Handler does not fire on an Azure cluster

Question

Handler does not fire on an Azure cluster

aristidesneto opened this issue a year ago · comments

Long story short

I have a handler that listens to events from a deployment that contains a certain declared annotation.

The events are: on creation and update.

The logic is that when the hash of the application image is changed during a deploy, the operator identifies and triggers the handler and executes the tasks that were programmed, which are the deletion and creation of a secret.

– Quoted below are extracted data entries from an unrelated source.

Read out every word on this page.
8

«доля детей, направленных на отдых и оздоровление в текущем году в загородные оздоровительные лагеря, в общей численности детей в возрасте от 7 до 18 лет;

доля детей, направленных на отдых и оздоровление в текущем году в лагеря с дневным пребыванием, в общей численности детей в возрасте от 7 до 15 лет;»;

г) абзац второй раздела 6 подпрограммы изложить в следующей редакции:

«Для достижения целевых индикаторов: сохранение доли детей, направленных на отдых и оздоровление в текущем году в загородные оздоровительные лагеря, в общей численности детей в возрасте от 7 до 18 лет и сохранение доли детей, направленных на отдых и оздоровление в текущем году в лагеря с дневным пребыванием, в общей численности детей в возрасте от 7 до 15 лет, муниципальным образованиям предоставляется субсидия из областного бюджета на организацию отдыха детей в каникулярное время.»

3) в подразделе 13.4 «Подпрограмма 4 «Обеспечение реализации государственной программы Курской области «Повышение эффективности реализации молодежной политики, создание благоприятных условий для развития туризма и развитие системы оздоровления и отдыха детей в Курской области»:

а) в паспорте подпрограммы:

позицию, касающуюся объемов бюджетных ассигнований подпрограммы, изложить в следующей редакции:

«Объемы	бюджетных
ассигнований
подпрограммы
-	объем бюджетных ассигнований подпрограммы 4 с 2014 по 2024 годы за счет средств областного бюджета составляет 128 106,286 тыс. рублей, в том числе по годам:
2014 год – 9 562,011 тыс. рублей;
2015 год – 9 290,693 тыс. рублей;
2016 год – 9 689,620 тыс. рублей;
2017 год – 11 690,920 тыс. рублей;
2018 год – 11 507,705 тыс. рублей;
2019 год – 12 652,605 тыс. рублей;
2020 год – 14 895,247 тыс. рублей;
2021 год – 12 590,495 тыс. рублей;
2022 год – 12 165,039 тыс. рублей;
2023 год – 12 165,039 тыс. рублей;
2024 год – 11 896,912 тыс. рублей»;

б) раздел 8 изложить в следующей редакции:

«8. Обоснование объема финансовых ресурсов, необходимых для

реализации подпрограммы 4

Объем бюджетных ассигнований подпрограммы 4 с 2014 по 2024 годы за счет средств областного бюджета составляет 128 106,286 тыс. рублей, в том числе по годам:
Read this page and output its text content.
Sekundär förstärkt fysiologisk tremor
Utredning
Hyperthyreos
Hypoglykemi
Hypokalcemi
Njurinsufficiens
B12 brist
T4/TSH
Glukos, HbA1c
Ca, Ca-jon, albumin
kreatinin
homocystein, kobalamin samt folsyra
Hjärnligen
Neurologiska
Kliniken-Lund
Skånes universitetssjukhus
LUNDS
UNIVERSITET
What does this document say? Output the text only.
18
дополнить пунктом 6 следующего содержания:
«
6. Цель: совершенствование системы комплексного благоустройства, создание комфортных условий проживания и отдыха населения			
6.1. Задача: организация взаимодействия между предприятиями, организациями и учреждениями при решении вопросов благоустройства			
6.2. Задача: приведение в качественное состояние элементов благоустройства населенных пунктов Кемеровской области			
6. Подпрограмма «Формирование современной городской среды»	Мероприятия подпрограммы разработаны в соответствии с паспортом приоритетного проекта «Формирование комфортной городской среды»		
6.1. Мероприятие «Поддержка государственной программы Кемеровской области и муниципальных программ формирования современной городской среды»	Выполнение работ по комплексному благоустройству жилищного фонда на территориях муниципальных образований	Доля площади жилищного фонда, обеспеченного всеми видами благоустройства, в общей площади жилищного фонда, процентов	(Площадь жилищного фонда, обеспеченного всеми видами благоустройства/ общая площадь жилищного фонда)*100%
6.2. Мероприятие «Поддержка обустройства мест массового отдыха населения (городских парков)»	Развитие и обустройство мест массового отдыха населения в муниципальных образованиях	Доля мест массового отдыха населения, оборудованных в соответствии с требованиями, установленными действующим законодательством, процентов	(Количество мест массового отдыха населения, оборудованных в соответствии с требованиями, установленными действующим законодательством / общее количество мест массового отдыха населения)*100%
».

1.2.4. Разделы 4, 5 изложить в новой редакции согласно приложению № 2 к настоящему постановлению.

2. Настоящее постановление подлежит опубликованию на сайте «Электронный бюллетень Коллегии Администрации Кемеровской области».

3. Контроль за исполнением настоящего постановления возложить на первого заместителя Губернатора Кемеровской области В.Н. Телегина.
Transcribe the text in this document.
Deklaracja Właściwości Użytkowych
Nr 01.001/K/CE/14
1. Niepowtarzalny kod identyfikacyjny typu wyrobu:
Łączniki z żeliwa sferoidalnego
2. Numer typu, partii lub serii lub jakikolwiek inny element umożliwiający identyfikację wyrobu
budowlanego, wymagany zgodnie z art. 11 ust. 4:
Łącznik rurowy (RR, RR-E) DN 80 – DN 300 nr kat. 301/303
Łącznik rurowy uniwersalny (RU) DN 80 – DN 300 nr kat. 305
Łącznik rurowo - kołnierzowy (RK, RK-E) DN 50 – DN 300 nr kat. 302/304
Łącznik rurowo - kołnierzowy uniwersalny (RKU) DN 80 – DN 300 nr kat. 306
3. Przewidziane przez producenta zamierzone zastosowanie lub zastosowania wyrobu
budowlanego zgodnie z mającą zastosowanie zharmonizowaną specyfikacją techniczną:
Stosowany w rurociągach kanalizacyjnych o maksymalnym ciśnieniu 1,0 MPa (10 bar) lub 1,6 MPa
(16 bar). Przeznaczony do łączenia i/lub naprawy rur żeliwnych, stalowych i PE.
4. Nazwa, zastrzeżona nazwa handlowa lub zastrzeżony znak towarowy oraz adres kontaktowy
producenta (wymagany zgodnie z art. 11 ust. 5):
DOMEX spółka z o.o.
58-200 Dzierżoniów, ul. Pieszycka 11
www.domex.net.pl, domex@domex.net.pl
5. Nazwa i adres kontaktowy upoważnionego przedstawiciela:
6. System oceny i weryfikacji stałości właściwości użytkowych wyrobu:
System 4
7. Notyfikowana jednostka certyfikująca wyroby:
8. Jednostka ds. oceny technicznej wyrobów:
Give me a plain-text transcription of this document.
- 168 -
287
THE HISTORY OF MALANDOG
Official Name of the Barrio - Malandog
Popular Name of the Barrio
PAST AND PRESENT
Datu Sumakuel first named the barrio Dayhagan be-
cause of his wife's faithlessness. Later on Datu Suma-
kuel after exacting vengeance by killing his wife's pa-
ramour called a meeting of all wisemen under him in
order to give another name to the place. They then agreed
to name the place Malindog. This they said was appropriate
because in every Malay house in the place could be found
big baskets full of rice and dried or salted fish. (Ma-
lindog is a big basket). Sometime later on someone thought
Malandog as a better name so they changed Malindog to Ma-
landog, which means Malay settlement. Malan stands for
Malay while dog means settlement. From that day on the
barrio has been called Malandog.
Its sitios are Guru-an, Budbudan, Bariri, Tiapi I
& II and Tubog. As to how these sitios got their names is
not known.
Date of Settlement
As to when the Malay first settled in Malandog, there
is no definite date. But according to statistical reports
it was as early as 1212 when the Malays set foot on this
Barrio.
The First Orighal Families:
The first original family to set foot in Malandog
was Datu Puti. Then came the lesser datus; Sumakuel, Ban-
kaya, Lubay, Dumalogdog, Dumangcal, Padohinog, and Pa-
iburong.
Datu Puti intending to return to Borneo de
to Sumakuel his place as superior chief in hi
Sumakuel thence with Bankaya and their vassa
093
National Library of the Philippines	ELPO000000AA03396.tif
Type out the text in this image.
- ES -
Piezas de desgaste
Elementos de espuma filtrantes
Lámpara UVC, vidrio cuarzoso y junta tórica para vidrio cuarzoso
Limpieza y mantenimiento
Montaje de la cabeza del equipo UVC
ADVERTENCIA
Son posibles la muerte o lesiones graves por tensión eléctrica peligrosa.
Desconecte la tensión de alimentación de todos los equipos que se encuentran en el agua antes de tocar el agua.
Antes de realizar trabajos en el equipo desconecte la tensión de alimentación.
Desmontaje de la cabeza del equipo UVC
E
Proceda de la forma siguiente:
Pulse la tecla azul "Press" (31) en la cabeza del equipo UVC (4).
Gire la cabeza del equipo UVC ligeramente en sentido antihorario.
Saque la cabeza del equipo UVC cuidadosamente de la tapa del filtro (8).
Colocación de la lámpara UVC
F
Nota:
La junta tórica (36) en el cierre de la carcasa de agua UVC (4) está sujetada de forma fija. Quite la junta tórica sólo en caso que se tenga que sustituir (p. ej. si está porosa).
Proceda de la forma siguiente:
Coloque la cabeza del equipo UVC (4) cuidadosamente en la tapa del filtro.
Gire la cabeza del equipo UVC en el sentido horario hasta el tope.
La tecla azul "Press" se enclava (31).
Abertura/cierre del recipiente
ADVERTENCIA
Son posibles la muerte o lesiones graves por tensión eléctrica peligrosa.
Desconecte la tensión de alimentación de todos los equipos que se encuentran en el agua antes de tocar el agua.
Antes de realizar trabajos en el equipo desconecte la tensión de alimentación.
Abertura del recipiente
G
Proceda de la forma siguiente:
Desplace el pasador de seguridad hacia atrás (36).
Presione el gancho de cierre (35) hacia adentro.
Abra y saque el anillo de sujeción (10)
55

When the deployment that contains the annotation defined by me is imaged, nothing happens. There are no logs on the operator pod and I don't know how to identify a possible problem why it doesn't fire.

In this case, if I delete the operator pod, when starting it, it identifies this change in deploy and triggers the handler, which is what I expect it to do.

Weird is that the problem is happening on an Azure cluster. On some clusters on GCP it works successfully.

Is there anything I can analyze, debug this problem, because I don't know.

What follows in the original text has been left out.